Che il mondo non si stia chiudendo agli scambi lo dimostra il fatto che, mentre negli Stati Uniti il peso delle importazioni sul Pil si è ridotto, altrove è andato crescendo, guadagnando addirittura slancio negli ultimi anni. Basta pensare che nel primo anno del primo mandato di Trump, nel 2017, il peso delle importazioni sul Pil è cresciuto in tre nazioni su quattro.

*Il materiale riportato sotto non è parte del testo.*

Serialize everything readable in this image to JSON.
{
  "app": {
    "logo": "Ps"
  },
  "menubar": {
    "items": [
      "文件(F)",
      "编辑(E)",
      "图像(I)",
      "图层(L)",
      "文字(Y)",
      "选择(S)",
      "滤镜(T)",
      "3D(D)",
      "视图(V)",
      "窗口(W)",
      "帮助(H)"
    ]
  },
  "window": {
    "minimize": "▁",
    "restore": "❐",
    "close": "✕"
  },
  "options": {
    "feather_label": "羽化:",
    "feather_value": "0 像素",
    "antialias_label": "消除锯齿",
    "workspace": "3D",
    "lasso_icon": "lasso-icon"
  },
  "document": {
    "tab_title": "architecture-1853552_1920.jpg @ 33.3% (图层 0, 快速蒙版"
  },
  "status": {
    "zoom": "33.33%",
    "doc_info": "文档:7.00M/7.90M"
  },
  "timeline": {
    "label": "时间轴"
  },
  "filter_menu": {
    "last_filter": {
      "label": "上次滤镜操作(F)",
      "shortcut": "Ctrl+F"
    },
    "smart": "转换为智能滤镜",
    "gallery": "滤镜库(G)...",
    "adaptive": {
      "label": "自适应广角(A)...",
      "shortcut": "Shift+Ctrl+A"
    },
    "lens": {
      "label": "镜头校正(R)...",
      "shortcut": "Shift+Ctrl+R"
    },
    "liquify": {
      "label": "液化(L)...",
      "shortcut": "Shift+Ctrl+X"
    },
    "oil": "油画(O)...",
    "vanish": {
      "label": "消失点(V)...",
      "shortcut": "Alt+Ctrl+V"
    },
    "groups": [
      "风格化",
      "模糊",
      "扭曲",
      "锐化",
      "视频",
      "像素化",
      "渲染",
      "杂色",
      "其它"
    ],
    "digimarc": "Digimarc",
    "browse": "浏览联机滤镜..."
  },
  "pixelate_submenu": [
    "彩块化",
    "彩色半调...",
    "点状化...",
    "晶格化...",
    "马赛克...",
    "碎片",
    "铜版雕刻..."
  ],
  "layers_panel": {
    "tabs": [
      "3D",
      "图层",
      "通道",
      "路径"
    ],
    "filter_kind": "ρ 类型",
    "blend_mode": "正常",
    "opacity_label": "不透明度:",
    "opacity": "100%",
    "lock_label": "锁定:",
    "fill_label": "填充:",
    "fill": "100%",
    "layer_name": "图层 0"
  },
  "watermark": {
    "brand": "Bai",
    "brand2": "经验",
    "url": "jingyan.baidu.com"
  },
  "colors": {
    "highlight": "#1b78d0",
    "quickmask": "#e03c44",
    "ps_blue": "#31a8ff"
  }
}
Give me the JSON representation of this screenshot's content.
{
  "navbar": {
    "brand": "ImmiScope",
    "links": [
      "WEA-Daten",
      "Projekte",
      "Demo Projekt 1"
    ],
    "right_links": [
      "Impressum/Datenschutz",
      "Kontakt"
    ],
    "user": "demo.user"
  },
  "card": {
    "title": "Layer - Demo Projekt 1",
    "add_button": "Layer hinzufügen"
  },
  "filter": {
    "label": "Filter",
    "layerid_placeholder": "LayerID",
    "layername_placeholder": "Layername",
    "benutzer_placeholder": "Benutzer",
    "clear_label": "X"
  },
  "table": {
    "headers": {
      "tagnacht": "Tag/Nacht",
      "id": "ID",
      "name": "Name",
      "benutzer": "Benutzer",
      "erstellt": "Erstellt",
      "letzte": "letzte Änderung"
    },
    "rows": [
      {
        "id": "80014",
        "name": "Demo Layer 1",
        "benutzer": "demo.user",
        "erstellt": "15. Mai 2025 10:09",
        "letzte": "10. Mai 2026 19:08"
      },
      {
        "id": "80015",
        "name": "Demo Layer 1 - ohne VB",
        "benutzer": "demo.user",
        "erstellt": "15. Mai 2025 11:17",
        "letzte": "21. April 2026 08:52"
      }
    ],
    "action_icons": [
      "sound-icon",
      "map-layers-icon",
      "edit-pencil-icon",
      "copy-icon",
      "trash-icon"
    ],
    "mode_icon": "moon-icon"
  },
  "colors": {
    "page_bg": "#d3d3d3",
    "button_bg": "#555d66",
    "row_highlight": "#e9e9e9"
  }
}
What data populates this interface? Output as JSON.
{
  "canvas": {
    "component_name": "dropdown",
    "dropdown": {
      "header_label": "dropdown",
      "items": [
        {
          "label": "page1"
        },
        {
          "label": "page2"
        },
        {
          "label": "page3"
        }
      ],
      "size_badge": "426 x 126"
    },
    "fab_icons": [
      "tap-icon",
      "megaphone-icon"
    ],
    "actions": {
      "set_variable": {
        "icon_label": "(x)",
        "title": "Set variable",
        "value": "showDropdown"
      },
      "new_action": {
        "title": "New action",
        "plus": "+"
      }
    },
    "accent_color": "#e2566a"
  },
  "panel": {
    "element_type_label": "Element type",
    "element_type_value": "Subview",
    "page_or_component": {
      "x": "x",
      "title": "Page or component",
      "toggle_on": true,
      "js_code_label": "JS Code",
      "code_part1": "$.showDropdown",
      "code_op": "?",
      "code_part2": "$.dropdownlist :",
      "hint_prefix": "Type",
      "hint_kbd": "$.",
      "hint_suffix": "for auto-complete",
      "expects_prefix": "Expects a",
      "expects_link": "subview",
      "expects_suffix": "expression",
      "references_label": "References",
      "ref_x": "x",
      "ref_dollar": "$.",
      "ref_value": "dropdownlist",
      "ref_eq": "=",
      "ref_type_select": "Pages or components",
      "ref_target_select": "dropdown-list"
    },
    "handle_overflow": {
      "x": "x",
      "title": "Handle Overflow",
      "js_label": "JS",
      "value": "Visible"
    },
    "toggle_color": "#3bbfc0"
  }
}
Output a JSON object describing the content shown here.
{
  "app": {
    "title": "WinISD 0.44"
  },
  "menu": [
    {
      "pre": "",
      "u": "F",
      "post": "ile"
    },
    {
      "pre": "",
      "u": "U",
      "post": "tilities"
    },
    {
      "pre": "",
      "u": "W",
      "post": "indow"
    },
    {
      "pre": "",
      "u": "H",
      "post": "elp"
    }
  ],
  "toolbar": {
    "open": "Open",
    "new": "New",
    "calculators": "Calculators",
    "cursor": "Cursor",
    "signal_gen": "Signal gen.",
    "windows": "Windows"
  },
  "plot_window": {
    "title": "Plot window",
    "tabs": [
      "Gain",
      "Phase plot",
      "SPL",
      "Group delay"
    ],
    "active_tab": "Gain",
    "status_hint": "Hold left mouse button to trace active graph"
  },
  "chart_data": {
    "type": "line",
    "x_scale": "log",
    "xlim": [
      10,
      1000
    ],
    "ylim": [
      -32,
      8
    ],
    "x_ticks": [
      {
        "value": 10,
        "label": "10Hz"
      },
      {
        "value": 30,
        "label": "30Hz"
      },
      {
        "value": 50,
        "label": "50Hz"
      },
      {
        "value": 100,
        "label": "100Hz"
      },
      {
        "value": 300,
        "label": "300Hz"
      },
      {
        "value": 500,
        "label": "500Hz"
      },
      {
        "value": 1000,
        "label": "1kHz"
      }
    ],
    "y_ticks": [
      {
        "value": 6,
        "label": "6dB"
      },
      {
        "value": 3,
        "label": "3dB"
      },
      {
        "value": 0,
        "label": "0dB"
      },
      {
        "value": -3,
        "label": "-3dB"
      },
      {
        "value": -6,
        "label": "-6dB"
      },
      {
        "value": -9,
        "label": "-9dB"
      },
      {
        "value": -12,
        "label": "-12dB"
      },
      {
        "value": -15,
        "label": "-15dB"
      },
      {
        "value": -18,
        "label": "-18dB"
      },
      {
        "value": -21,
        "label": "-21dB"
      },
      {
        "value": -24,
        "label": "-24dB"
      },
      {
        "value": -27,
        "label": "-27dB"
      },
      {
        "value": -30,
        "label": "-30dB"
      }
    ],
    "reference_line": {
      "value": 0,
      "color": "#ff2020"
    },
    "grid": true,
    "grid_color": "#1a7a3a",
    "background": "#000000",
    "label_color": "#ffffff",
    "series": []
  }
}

A questo punto viene da chiedersi come mai, visto che le cose nel medio-lungo termine dovrebbero migliorare, gli investitori dovrebbero preoccuparsi della politica commerciali di Trump. In realtà, come detto all’inizio, a doversi preoccupare di più sono quelli esposti agli Stati Uniti stessi. Infatti, la maggior parte dei paesi continua ad avvalersi sempre più dei vantaggi del commercio; basta pensare agli effetti dell’economia di scala, ai vantaggi comparativi e all’innovazione originata dalla competizione. Pertanto, riteniamo che non solo la crescita potenziale potrebbe reggere a una maggiore chiusura degli Usa, ma potrebbe persino accelerare. Inoltre, sebbene nel medio termine è molto probabile che attraverseranno delle turbolenze e un’elevata volatilità, nel medio indici come il DAX tedesco, il CAC40 francese, il Nikkei giapponese, il KOSPI coreano, l’HSCI di Hong Kong e il TAIEX di Taiwan, il cui andamento dipende molto dalle esportazioni, potranno comunque rimanere attrattivi.